# Jui Jitzu



## Clint Strickland (Dec 15, 2005)

Hey all,

                   I signed up yesterday so... Hello guys.
          Can someone pleas tell me the exercises for jui jitzu. I would realy appreciate you post to help me. Thank you.

                  Clint Strickland


----------



## Navarre (Dec 15, 2005)

Hi, Clint! Welcome to Martial Talk!

You should post in the Meet and Greet forum and give us an official hi. We'd all like to welcome new members.

Do you have any training in ju-jitsu? What are your goals for your training?

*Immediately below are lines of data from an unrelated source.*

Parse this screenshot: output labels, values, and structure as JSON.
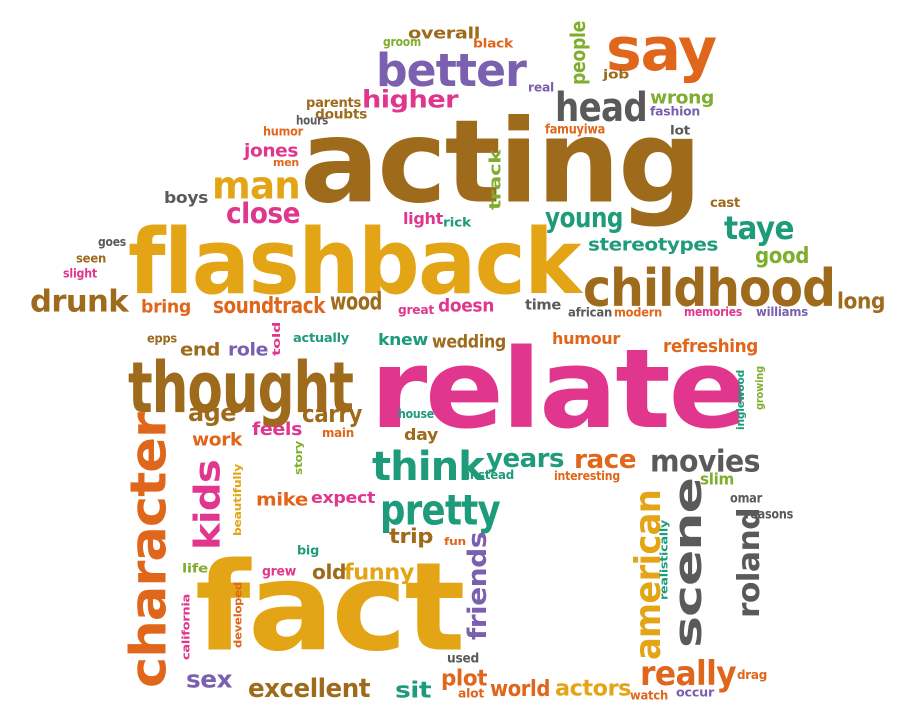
{
  "palette": {
    "mustard": "#E3A515",
    "brown": "#9E6A1B",
    "orange": "#E0661B",
    "magenta": "#E0368D",
    "teal": "#1E9B7A",
    "purple": "#7A60AE",
    "green": "#7FAE2E",
    "gray": "#5A5A5A",
    "lightgray": "#7D7D7D"
  },
  "words": [
    "acting",
    "flashback",
    "relate",
    "fact",
    "thought",
    "childhood",
    "character",
    "say",
    "better",
    "head",
    "scene",
    "american",
    "think",
    "pretty",
    "man",
    "close",
    "taye",
    "young",
    "kids",
    "roland",
    "really",
    "excellent",
    "years",
    "race",
    "movies",
    "age",
    "carry",
    "drunk",
    "soundtrack",
    "wood",
    "friends",
    "actors",
    "world",
    "sit",
    "sex",
    "plot",
    "funny",
    "old",
    "trip",
    "mike",
    "expect",
    "work",
    "feels",
    "higher",
    "people",
    "wrong",
    "track",
    "good",
    "stereotypes",
    "long",
    "end",
    "role",
    "knew",
    "wedding",
    "humour",
    "refreshing",
    "day",
    "jones",
    "boys",
    "bring",
    "doesn",
    "overall",
    "groom",
    "black",
    "real",
    "job",
    "fashion",
    "parents",
    "doubts",
    "hours",
    "humor",
    "famuyiwa",
    "lot",
    "light",
    "rick",
    "cast",
    "goes",
    "seen",
    "slight",
    "great",
    "time",
    "african",
    "modern",
    "memories",
    "williams",
    "epps",
    "actually",
    "told",
    "house",
    "main",
    "instead",
    "interesting",
    "inglewood",
    "growing",
    "slim",
    "omar",
    "reasons",
    "beautifully",
    "story",
    "big",
    "grew",
    "life",
    "california",
    "developed",
    "fun",
    "used",
    "realistically",
    "alot",
    "watch",
    "occur",
    "drag",
    "men"
  ]
}
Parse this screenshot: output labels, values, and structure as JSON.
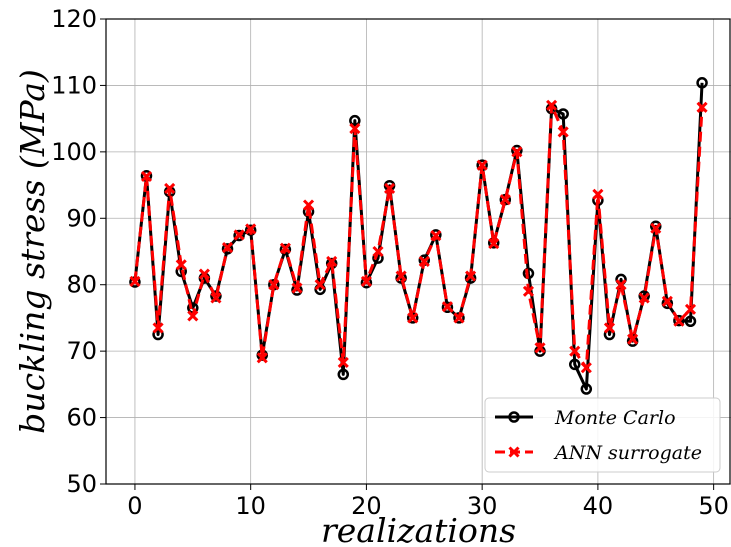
{
  "chart_data": {
    "type": "line",
    "xlabel": "realizations",
    "ylabel": "buckling stress (MPa)",
    "xlim": [
      -2.5,
      51.5
    ],
    "ylim": [
      50,
      120
    ],
    "xticks": [
      0,
      10,
      20,
      30,
      40,
      50
    ],
    "yticks": [
      50,
      60,
      70,
      80,
      90,
      100,
      110,
      120
    ],
    "grid": true,
    "legend_position": "bottom-right",
    "series": [
      {
        "name": "Monte Carlo",
        "color": "#000000",
        "marker": "circle",
        "line_style": "solid",
        "x": [
          0,
          1,
          2,
          3,
          4,
          5,
          6,
          7,
          8,
          9,
          10,
          11,
          12,
          13,
          14,
          15,
          16,
          17,
          18,
          19,
          20,
          21,
          22,
          23,
          24,
          25,
          26,
          27,
          28,
          29,
          30,
          31,
          32,
          33,
          34,
          35,
          36,
          37,
          38,
          39,
          40,
          41,
          42,
          43,
          44,
          45,
          46,
          47,
          48,
          49
        ],
        "values": [
          80.4,
          96.4,
          72.5,
          94.0,
          82.0,
          76.5,
          81.0,
          78.3,
          85.4,
          87.4,
          88.2,
          69.4,
          80.0,
          85.3,
          79.2,
          91.0,
          79.3,
          83.2,
          66.5,
          104.7,
          80.3,
          84.0,
          94.9,
          81.0,
          75.0,
          83.7,
          87.5,
          76.6,
          75.0,
          81.0,
          98.0,
          86.3,
          92.8,
          100.2,
          81.7,
          70.0,
          106.5,
          105.7,
          68.0,
          64.3,
          92.7,
          72.5,
          80.8,
          71.5,
          78.3,
          88.8,
          77.2,
          74.6,
          74.5,
          110.4
        ]
      },
      {
        "name": "ANN surrogate",
        "color": "#ff0000",
        "marker": "x",
        "line_style": "dashed",
        "x": [
          0,
          1,
          2,
          3,
          4,
          5,
          6,
          7,
          8,
          9,
          10,
          11,
          12,
          13,
          14,
          15,
          16,
          17,
          18,
          19,
          20,
          21,
          22,
          23,
          24,
          25,
          26,
          27,
          28,
          29,
          30,
          31,
          32,
          33,
          34,
          35,
          36,
          37,
          38,
          39,
          40,
          41,
          42,
          43,
          44,
          45,
          46,
          47,
          48,
          49
        ],
        "values": [
          80.5,
          96.3,
          73.5,
          94.5,
          83.0,
          75.3,
          81.6,
          78.0,
          85.6,
          87.5,
          88.4,
          69.0,
          80.0,
          85.5,
          79.5,
          92.0,
          80.0,
          83.5,
          68.3,
          103.5,
          80.5,
          85.0,
          94.5,
          81.3,
          75.0,
          83.5,
          87.4,
          76.7,
          75.0,
          81.3,
          98.0,
          86.2,
          92.8,
          100.0,
          79.0,
          70.5,
          107.0,
          103.0,
          70.0,
          67.5,
          93.6,
          73.5,
          80.0,
          71.8,
          78.0,
          88.5,
          77.5,
          74.5,
          76.3,
          106.7
        ]
      }
    ]
  }
}
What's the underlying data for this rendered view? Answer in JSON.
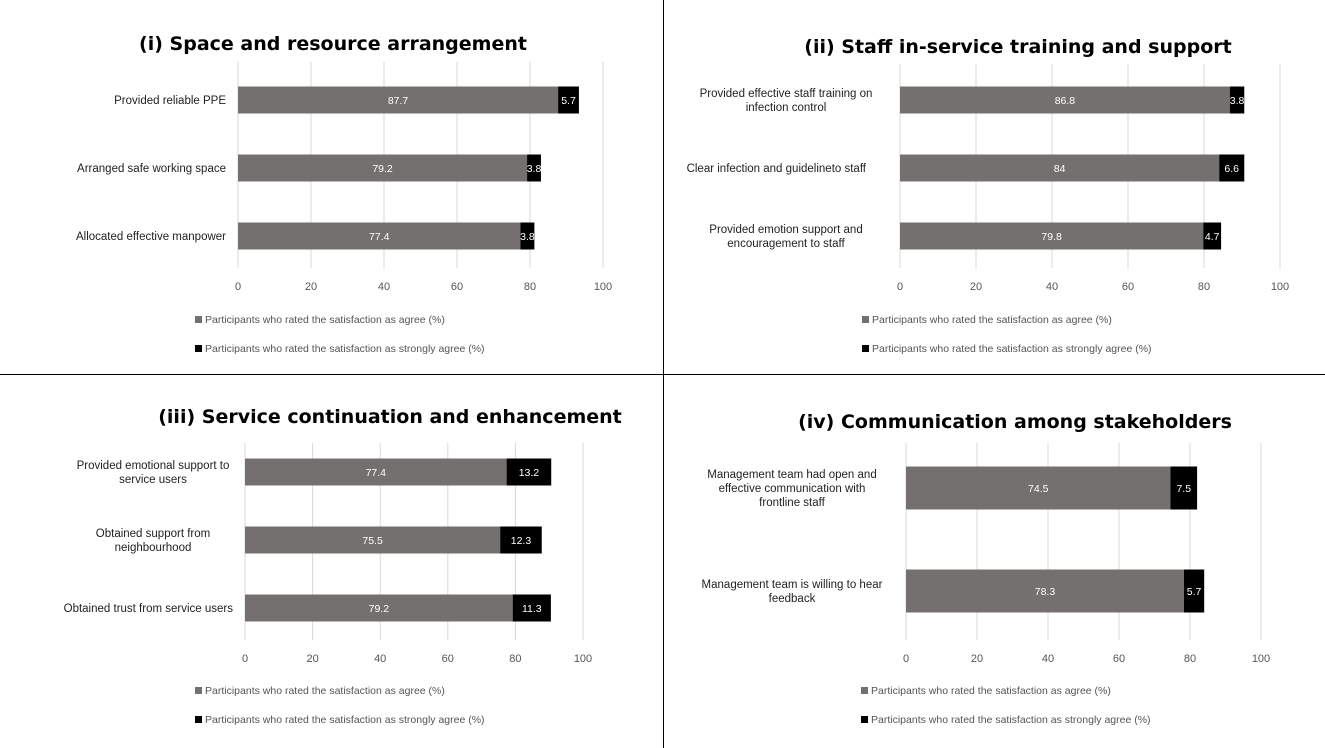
{
  "colors": {
    "agree": "#757070",
    "strongly_agree": "#000000",
    "grid": "#d9d9d9"
  },
  "chart_data": [
    {
      "type": "bar",
      "orientation": "horizontal",
      "stacked": true,
      "title": "(i) Space and resource arrangement",
      "categories": [
        "Provided reliable PPE",
        "Arranged safe working space",
        "Allocated effective manpower"
      ],
      "series": [
        {
          "name": "Participants who rated the satisfaction as agree (%)",
          "values": [
            87.7,
            79.2,
            77.4
          ]
        },
        {
          "name": "Participants who rated the satisfaction as strongly agree (%)",
          "values": [
            5.7,
            3.8,
            3.8
          ]
        }
      ],
      "xlim": [
        0,
        100
      ],
      "ticks": [
        "0",
        "20",
        "40",
        "60",
        "80",
        "100"
      ],
      "grid": true,
      "legend": "bottom"
    },
    {
      "type": "bar",
      "orientation": "horizontal",
      "stacked": true,
      "title": "(ii) Staff in-service training and support",
      "categories": [
        "Provided effective staff training on|infection control",
        "Clear infection and guidelineto staff",
        "Provided emotion support and|encouragement to staff"
      ],
      "series": [
        {
          "name": "Participants who rated the satisfaction as agree (%)",
          "values": [
            86.8,
            84,
            79.8
          ]
        },
        {
          "name": "Participants who rated the satisfaction as strongly agree (%)",
          "values": [
            3.8,
            6.6,
            4.7
          ]
        }
      ],
      "xlim": [
        0,
        100
      ],
      "ticks": [
        "0",
        "20",
        "40",
        "60",
        "80",
        "100"
      ],
      "grid": true,
      "legend": "bottom"
    },
    {
      "type": "bar",
      "orientation": "horizontal",
      "stacked": true,
      "title": "(iii) Service continuation  and enhancement",
      "categories": [
        "Provided emotional support to|service users",
        "Obtained support from|neighbourhood",
        "Obtained trust from service users"
      ],
      "series": [
        {
          "name": "Participants who rated the satisfaction as agree (%)",
          "values": [
            77.4,
            75.5,
            79.2
          ]
        },
        {
          "name": "Participants who rated the satisfaction as strongly agree (%)",
          "values": [
            13.2,
            12.3,
            11.3
          ]
        }
      ],
      "xlim": [
        0,
        100
      ],
      "ticks": [
        "0",
        "20",
        "40",
        "60",
        "80",
        "100"
      ],
      "grid": true,
      "legend": "bottom"
    },
    {
      "type": "bar",
      "orientation": "horizontal",
      "stacked": true,
      "title": "(iv) Communication  among stakeholders",
      "categories": [
        "Management team had open and|effective communication with|frontline staff",
        "Management team is willing to hear|feedback"
      ],
      "series": [
        {
          "name": "Participants who rated the satisfaction as agree (%)",
          "values": [
            74.5,
            78.3
          ]
        },
        {
          "name": "Participants who rated the satisfaction as strongly agree (%)",
          "values": [
            7.5,
            5.7
          ]
        }
      ],
      "xlim": [
        0,
        100
      ],
      "ticks": [
        "0",
        "20",
        "40",
        "60",
        "80",
        "100"
      ],
      "grid": true,
      "legend": "bottom"
    }
  ]
}
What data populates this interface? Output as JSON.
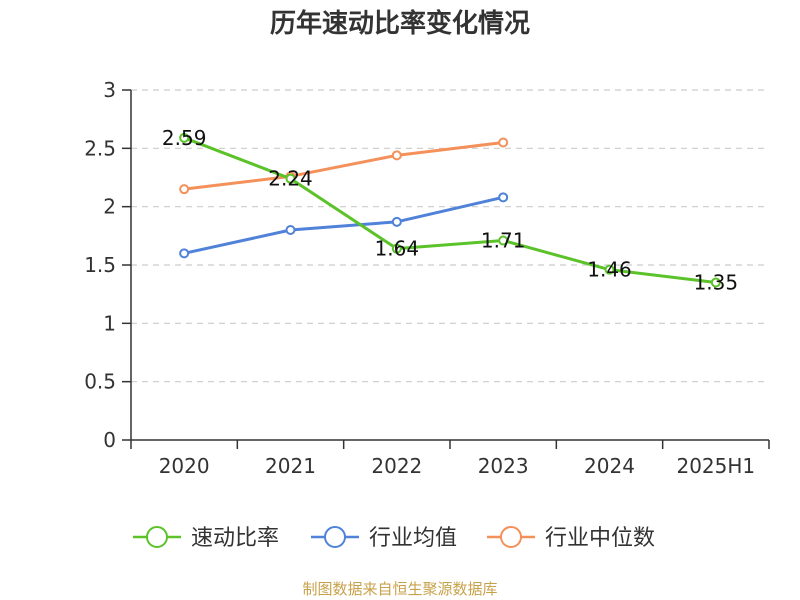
{
  "chart_data": {
    "type": "line",
    "title": "历年速动比率变化情况",
    "categories": [
      "2020",
      "2021",
      "2022",
      "2023",
      "2024",
      "2025H1"
    ],
    "ylim": [
      0,
      3
    ],
    "yticks": [
      "0",
      "0.5",
      "1",
      "1.5",
      "2",
      "2.5",
      "3"
    ],
    "grid": true,
    "legend_position": "bottom",
    "series": [
      {
        "name": "速动比率",
        "color": "#5cc22a",
        "values": [
          2.59,
          2.24,
          1.64,
          1.71,
          1.46,
          1.35
        ],
        "labels": [
          "2.59",
          "2.24",
          "1.64",
          "1.71",
          "1.46",
          "1.35"
        ]
      },
      {
        "name": "行业均值",
        "color": "#4f82d8",
        "values": [
          1.6,
          1.8,
          1.87,
          2.08,
          null,
          null
        ]
      },
      {
        "name": "行业中位数",
        "color": "#f4905a",
        "values": [
          2.15,
          2.26,
          2.44,
          2.55,
          null,
          null
        ]
      }
    ],
    "source": "制图数据来自恒生聚源数据库"
  }
}
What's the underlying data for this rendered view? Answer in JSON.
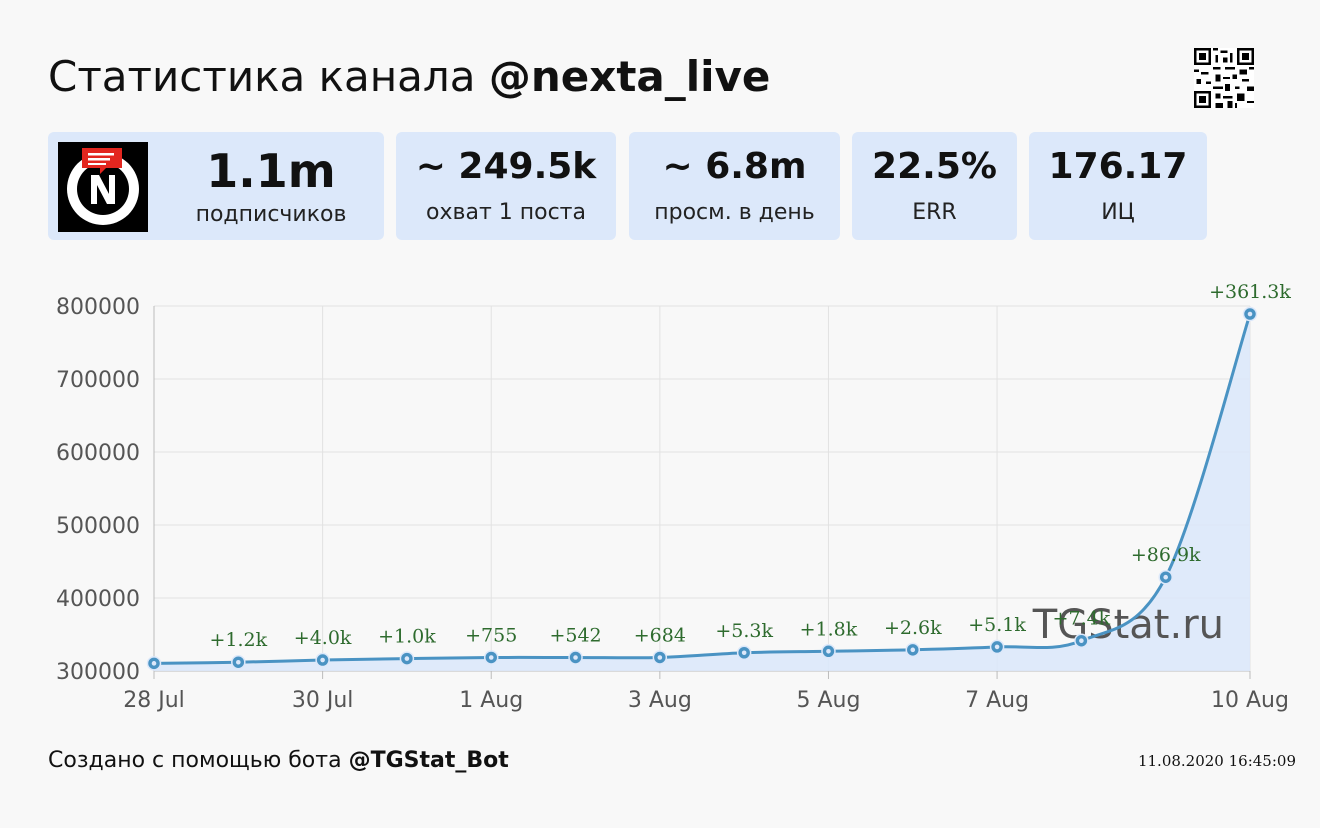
{
  "header": {
    "title_prefix": "Статистика канала",
    "channel": "@nexta_live"
  },
  "stats": [
    {
      "value": "1.1m",
      "label": "подписчиков"
    },
    {
      "value": "~ 249.5k",
      "label": "охват 1 поста"
    },
    {
      "value": "~ 6.8m",
      "label": "просм. в день"
    },
    {
      "value": "22.5%",
      "label": "ERR"
    },
    {
      "value": "176.17",
      "label": "ИЦ"
    }
  ],
  "footer": {
    "created_prefix": "Создано с помощью бота",
    "bot": "@TGStat_Bot",
    "timestamp": "11.08.2020 16:45:09"
  },
  "watermark": "TGStat.ru",
  "colors": {
    "accent": "#4a93c3",
    "fill": "#dce8fa",
    "label_green": "#2e6b2e",
    "card_bg": "#dce8fa"
  },
  "chart_data": {
    "type": "area",
    "x": [
      "28 Jul",
      "29 Jul",
      "30 Jul",
      "31 Jul",
      "1 Aug",
      "2 Aug",
      "3 Aug",
      "4 Aug",
      "5 Aug",
      "6 Aug",
      "7 Aug",
      "8 Aug",
      "9 Aug",
      "10 Aug"
    ],
    "x_tick_labels": [
      "28 Jul",
      "30 Jul",
      "1 Aug",
      "3 Aug",
      "5 Aug",
      "7 Aug",
      "10 Aug"
    ],
    "series": [
      {
        "values": [
          310500,
          312000,
          315000,
          317000,
          318500,
          318500,
          318500,
          325000,
          327000,
          329000,
          333000,
          341500,
          428500,
          789000
        ],
        "annotations": [
          "",
          "+1.2k",
          "+4.0k",
          "+1.0k",
          "+755",
          "+542",
          "+684",
          "+5.3k",
          "+1.8k",
          "+2.6k",
          "+5.1k",
          "+7.4k",
          "+86.9k",
          "+361.3k"
        ]
      }
    ],
    "ylim": [
      300000,
      800000
    ],
    "y_ticks": [
      300000,
      400000,
      500000,
      600000,
      700000,
      800000
    ],
    "grid": true,
    "xlabel": "",
    "ylabel": "",
    "title": ""
  }
}
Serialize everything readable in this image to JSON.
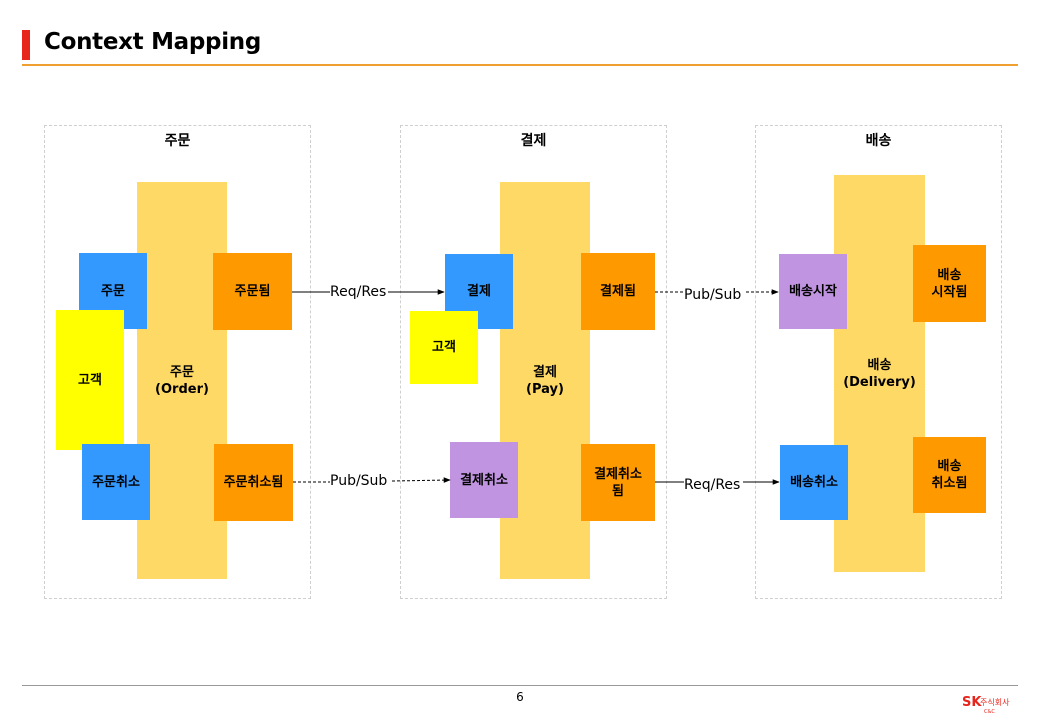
{
  "slide": {
    "title": "Context Mapping",
    "page_number": "6",
    "logo": {
      "brand": "SK",
      "sub": "주식회사",
      "sub2": "C&C"
    }
  },
  "contexts": {
    "order": {
      "label": "주문",
      "aggregate": {
        "name": "주문",
        "en": "(Order)"
      },
      "command_order": "주문",
      "event_ordered": "주문됨",
      "actor": "고객",
      "command_cancel": "주문취소",
      "event_cancelled": "주문취소됨"
    },
    "pay": {
      "label": "결제",
      "aggregate": {
        "name": "결제",
        "en": "(Pay)"
      },
      "command_pay": "결제",
      "event_paid": "결제됨",
      "actor": "고객",
      "policy_cancel": "결제취소",
      "event_cancelled_line1": "결제취소",
      "event_cancelled_line2": "됨"
    },
    "delivery": {
      "label": "배송",
      "aggregate": {
        "name": "배송",
        "en": "(Delivery)"
      },
      "policy_start": "배송시작",
      "event_started_line1": "배송",
      "event_started_line2": "시작됨",
      "command_cancel": "배송취소",
      "event_cancelled_line1": "배송",
      "event_cancelled_line2": "취소됨"
    }
  },
  "connections": {
    "order_to_pay_top": "Req/Res",
    "order_to_pay_bottom": "Pub/Sub",
    "pay_to_delivery_top": "Pub/Sub",
    "pay_to_delivery_bottom": "Req/Res"
  }
}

Most importantly, do you have any good schools in this art in your area?


----------



## Andrew Green (Dec 15, 2005)

Hi, and welcome to the site.

Not sure exactly what you mean by "exercises for jui jitzu" can you be a little more specific?  It might also help to mention which style of Jujitsu you are taking.


----------



## Clint Strickland (Dec 15, 2005)

Well i'm not sure of the particular style, and no theres no school where i live that teaches it. also the type is from somewhere in south america, i had originaly seen this type of jitzu on a video game and saw it later on, on a television show. thanks navarre for telling me where to start.


----------



## bignick (Dec 15, 2005)

Do a search on brazilian jiujitsu? or BJJ on this site and you should turn up quite a bit


----------



## Andrew Green (Dec 15, 2005)

Brazillian?


----------



## arnisador (Dec 15, 2005)

Welcome! Can you rephrase your question on jujutsu? You probably mean jiu-jitsu brasileiro, or Brazilian JKiu-Jitsu (BJJ). See the Grappling forum here.


----------



## Clint Strickland (Dec 15, 2005)

Yeah thats the one thanks!!!


----------